Une étude internationale majeure, publiée dans la prestigieuse revue Nature et co-signée par le Pr Paul Hofman, membre de l’IHU RespirERA, apporte aujourd’hui un éclairage inédit sur les mécanismes biologiques à l’origine de ces cancers chez les non-fumeurs.
Une analyse mondiale des cancers du poumon chez les non-fumeurs
Dans le cadre de l’étude Sherlock-Lung, les chercheurs ont analysé le génome tumoral de 871 patients atteints d’un cancer du poumon n’ayant jamais fumé, issus de 28 régions du monde. L’objectif : identifier les « traces » laissées par différents facteurs environnementaux dans l’ADN des cellules cancéreuses.
Chaque agression subie par nos cellules (pollution, substances toxiques, vieillissement…) peut provoquer des mutations spécifiques. Ces mutations constituent de véritables empreintes biologiques, appelées « signatures mutationnelles », que les scientifiques peuvent aujourd’hui décrypter.
Des différences marquées selon les régions du monde
L’étude met en évidence des différences génétiques importantes selon les zones géographiques :
- En Europe et en Amérique du Nord, certaines mutations (notamment du gène KRAS) sont plus fréquentes.
- En Asie de l’Est, d’autres mutations, comme celles des gènes EGFR ou TP53, sont davantage observées.
- À Taïwan, une signature mutationnelle très spécifique est associée à l’exposition à une substance naturelle toxique, l’acide aristolochique, présente dans certaines plantes médicinales.
Ces résultats montrent que le cancer du poumon chez les non-fumeurs n’est pas une maladie uniforme, mais qu’il reflète des expositions environnementales diverses.
Pollution de l’air : un facteur clé mis en évidence
L’un des enseignements majeurs de cette étude concerne la pollution de l’air. Les chercheurs montrent que les personnes vivant dans des régions fortement polluées présentent :
- Davantage de mutations dans des gènes clés impliqués dans le cancer,
- Une augmentation globale du nombre de mutations dans l’ADN,
- Un raccourcissement des télomères, des structures qui protègent nos chromosomes et dont l’usure est associée au vieillissement cellulaire.
Plus les niveaux de pollution sont élevés, plus ces effets sont marqués, suggérant un lien direct et dose-dépendant entre pollution atmosphérique et altérations génétiques.

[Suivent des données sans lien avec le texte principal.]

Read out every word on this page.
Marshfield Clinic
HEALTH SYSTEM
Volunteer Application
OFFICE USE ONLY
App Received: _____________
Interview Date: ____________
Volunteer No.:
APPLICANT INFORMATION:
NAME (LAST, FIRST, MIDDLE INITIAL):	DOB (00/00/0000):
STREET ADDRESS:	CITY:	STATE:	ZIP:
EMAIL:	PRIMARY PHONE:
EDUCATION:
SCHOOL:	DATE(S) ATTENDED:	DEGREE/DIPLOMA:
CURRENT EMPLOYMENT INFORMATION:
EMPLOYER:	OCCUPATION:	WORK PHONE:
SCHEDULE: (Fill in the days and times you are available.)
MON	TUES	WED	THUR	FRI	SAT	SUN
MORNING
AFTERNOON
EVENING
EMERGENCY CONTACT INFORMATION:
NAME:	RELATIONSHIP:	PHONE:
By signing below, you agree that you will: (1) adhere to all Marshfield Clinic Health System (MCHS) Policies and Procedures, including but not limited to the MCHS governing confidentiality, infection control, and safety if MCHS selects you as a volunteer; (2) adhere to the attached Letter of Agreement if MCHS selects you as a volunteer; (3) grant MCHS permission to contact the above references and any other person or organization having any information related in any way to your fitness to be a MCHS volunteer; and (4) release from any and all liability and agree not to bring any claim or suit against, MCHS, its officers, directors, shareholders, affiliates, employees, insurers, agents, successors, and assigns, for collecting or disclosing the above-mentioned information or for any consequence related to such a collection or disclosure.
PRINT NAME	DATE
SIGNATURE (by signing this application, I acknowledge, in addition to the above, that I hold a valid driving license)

À l’inverse, l’exposition au tabagisme passif ne semble pas associée à des signatures mutationnelles spécifiques dans cette étude, soulignant le rôle prépondérant de la pollution de l’air.
Mieux comprendre pour mieux prévenir
Ces travaux permettent de mieux comprendre comment l’environnement façonne le génome des cancers du poumon chez les non-fumeurs. Ils ouvrent la voie à :
- Une meilleure prévention, notamment en lien avec la qualité de l’air,
- Une amélioration du diagnostic et de la médecine de précision,
- Une prise de conscience accrue des enjeux de santé publique liés à la pollution atmosphérique.
À travers cette publication, l’IHU RespirERA confirme son engagement à faire progresser la recherche sur la santé respiratoire et à mieux comprendre les causes des maladies pulmonaires, au service des patients et de la population.
Lien vers la publication : The mutagenic forces shaping the genomes of lung cancer in never smokers.